Palladium and platinum plummet after Germany moves to ban certain types of trading

By Stephen Bernard, AP
Wednesday, May 19, 2010

Palladium, platinum lead retreat in metals

NEW YORK — Palladium and platinum prices fell sharply Wednesday as traders pulled out of the highly volatile contracts to raise cash as new trading curbs went into effect in Europe.

Palladium tumbled 9 percent and platinum 5 percent after Germany introduced strict restrictions on certain kinds of bearish bets on European debt and stocks. Investors who had to exit those positions felt they could raise the money to cover those positions by selling palladium and platinum contracts.

So while the trading restrictions don’t specifically curb trading in commodities themselves, they did negatively affect the market Wednesday.

Palladium for June delivery sank $47.30, or 9.3 percent, to settle at $459.70 an ounce. Platinum for July delivery tumbled $84.80, or 5 percent, to $1,605.70 an ounce.

William Rhind, strategic director for ETF Securities, said the sell-off is likely to be short-lived because the fundamentals behind the precious metals haven’t changed. It was merely the need to quickly raise cash that sent prices tumbling, he said.

Gold and silver also fell because of the restrictions, but the movements weren’t as pronounced. Those metals tend to be more stable than palladium and platinum. There is a deeper market for gold and silver, so higher volume can cut down on volatility.

June gold fell $21.50 to settle at $1,193.10 an ounce, while silver for July delivery fell 76.4 cents, or 4 percent, to $18.115 an ounce.

Palladium and platinum had been volatile in recent weeks as some investors bought them because they consider them safer alternatives to currencies like the euro, which has been plummeting.

However, the pair are also closely associated with manufacturing. So fears of an economic slowdown in Europe that have dragged down the euro have also, on occasion, hurt palladium and platinum.

Any slowdown in the global economy would cut into demand for industrial metals, which is one of the main reasons copper has faltered recently.
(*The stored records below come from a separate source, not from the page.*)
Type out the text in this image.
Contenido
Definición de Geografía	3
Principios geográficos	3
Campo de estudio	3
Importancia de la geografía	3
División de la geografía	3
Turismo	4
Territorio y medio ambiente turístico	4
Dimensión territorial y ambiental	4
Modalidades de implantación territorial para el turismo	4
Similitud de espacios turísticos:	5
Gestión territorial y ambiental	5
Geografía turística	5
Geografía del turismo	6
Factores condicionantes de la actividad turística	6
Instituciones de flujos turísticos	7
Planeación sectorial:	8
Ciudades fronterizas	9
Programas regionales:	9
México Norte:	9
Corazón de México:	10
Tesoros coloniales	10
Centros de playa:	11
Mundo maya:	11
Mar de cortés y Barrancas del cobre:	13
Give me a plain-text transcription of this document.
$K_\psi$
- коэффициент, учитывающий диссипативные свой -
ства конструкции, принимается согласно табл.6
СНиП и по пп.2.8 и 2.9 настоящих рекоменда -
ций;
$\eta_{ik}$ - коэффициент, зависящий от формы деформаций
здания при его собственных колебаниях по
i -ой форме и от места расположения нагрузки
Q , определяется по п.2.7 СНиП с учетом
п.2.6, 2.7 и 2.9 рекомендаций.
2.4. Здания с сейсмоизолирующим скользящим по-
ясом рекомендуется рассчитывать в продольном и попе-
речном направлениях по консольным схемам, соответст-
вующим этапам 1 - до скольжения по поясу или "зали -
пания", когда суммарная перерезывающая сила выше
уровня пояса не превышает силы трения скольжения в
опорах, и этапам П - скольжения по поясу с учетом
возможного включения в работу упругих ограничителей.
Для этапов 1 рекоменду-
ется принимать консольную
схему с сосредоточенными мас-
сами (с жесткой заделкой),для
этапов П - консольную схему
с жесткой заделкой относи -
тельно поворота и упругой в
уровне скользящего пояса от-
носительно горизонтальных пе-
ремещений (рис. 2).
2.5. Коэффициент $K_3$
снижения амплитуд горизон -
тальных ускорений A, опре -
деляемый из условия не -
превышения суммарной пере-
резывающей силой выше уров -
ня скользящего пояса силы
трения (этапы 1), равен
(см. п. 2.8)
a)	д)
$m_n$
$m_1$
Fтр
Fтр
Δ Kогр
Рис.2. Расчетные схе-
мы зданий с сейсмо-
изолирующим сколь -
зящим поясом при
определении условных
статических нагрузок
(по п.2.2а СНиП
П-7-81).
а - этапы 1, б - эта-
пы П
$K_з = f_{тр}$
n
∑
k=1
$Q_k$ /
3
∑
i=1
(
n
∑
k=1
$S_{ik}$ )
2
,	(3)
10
Copper prices have also been hurt by declining imports by China, said Mike Frawley, global head of metals at Newedge. China, the world’s largest importer of copper, has ample reserves right now and has been able to cut back its purchases, Frawley said.
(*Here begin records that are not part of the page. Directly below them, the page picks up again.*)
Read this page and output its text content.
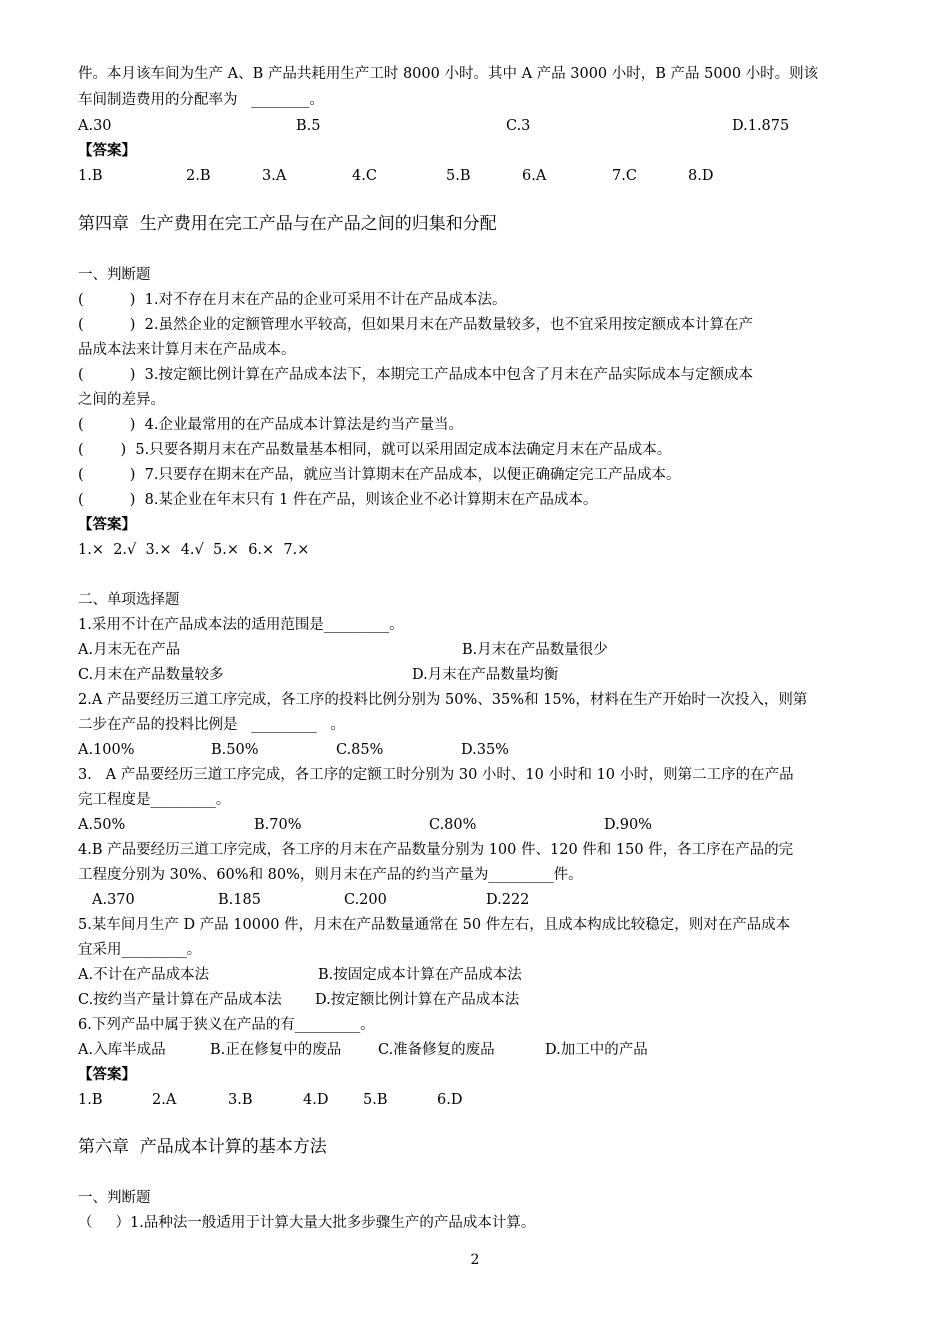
件。本月该车间为生产 A、B 产品共耗用生产工时 8000 小时。其中 A 产品 3000 小时，B 产品 5000 小时。则该
车间制造费用的分配率为   ________。
A.30	B.5	C.3	D.1.875
【答案】
1.B	2.B	3.A	4.C	5.B	6.A	7.C	8.D
第四章  生产费用在完工产品与在产品之间的归集和分配
一、判断题
(          )  1.对不存在月末在产品的企业可采用不计在产品成本法。
(          )  2.虽然企业的定额管理水平较高，但如果月末在产品数量较多，也不宜采用按定额成本计算在产
品成本法来计算月末在产品成本。
(          )  3.按定额比例计算在产品成本法下，本期完工产品成本中包含了月末在产品实际成本与定额成本
之间的差异。
(          )  4.企业最常用的在产品成本计算法是约当产量当。
(        )  5.只要各期月末在产品数量基本相同，就可以采用固定成本法确定月末在产品成本。
(          )  7.只要存在期末在产品，就应当计算期末在产品成本，以便正确确定完工产品成本。
(          )  8.某企业在年末只有 1 件在产品，则该企业不必计算期末在产品成本。
【答案】
1.×  2.√  3.×  4.√  5.×  6.×  7.×
二、单项选择题
1.采用不计在产品成本法的适用范围是_________。
A.月末无在产品	B.月末在产品数量很少
C.月末在产品数量较多	D.月末在产品数量均衡
2.A 产品要经历三道工序完成，各工序的投料比例分别为 50%、35%和 15%，材料在生产开始时一次投入，则第
二步在产品的投料比例是   _________   。
A.100%	B.50%	C.85%	D.35%
3.   A 产品要经历三道工序完成，各工序的定额工时分别为 30 小时、10 小时和 10 小时，则第二工序的在产品
完工程度是_________。
A.50%	B.70%	C.80%	D.90%
4.B 产品要经历三道工序完成，各工序的月末在产品数量分别为 100 件、120 件和 150 件，各工序在产品的完
工程度分别为 30%、60%和 80%，则月末在产品的约当产量为_________件。
A.370	B.185	C.200	D.222
5.某车间月生产 D 产品 10000 件，月末在产品数量通常在 50 件左右，且成本构成比较稳定，则对在产品成本
宜采用_________。
A.不计在产品成本法	B.按固定成本计算在产品成本法
C.按约当产量计算在产品成本法 D.按定额比例计算在产品成本法
6.下列产品中属于狭义在产品的有_________。
A.入库半成品	B.正在修复中的废品	C.准备修复的废品	D.加工中的产品
【答案】
1.B	2.A	3.B	4.D 5.B	6.D
第六章  产品成本计算的基本方法
一、判断题
（     ）1.品种法一般适用于计算大量大批多步骤生产的产品成本计算。
2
July copper fell 7.15 cents, or 2.4 percent, to settle at $2.9595 a pound. It fell below $3 a pound earlier this week for the first time since February.

Energy prices dropped because of worries that a global economic slowdown would curtail demand, but oil bounced back late in the day.

Benchmark crude for June delivery rose 46 cents to settle at $69.87 a barrel during a volatile day on the New York Mercantile Exchange. Earlier, prices dropped as low as $67.90, the lowest level since Sept. 30.

With the June contract set to expire Thursday, much of the trading has moved to the July contract. The July contract fell 22 cents to settle at $72.48 a barrel.

The difference in price between the two contracts has led oil companies to hold and sell supplies next month. That has helped reserves swell.

In other Nymex trading in June contracts, heating oil fell 1.63 cents to settle at $1.9452 a gallon, and gasoline futures dropped 2.79 cents to settle at $2.0152 a gallon. Natural gas tumbled 18.4 cents to settle at $4.158 per 1,000 cubic feet.

Elsewhere, grains and beans prices were mixed. Wheat for July delivery rose 1.5 cent to settle at $4.6925 a bushel, while corn fell half a cent to $3.5925 a bushel. Soybeans fell 1 cent to $9.385 a bushel.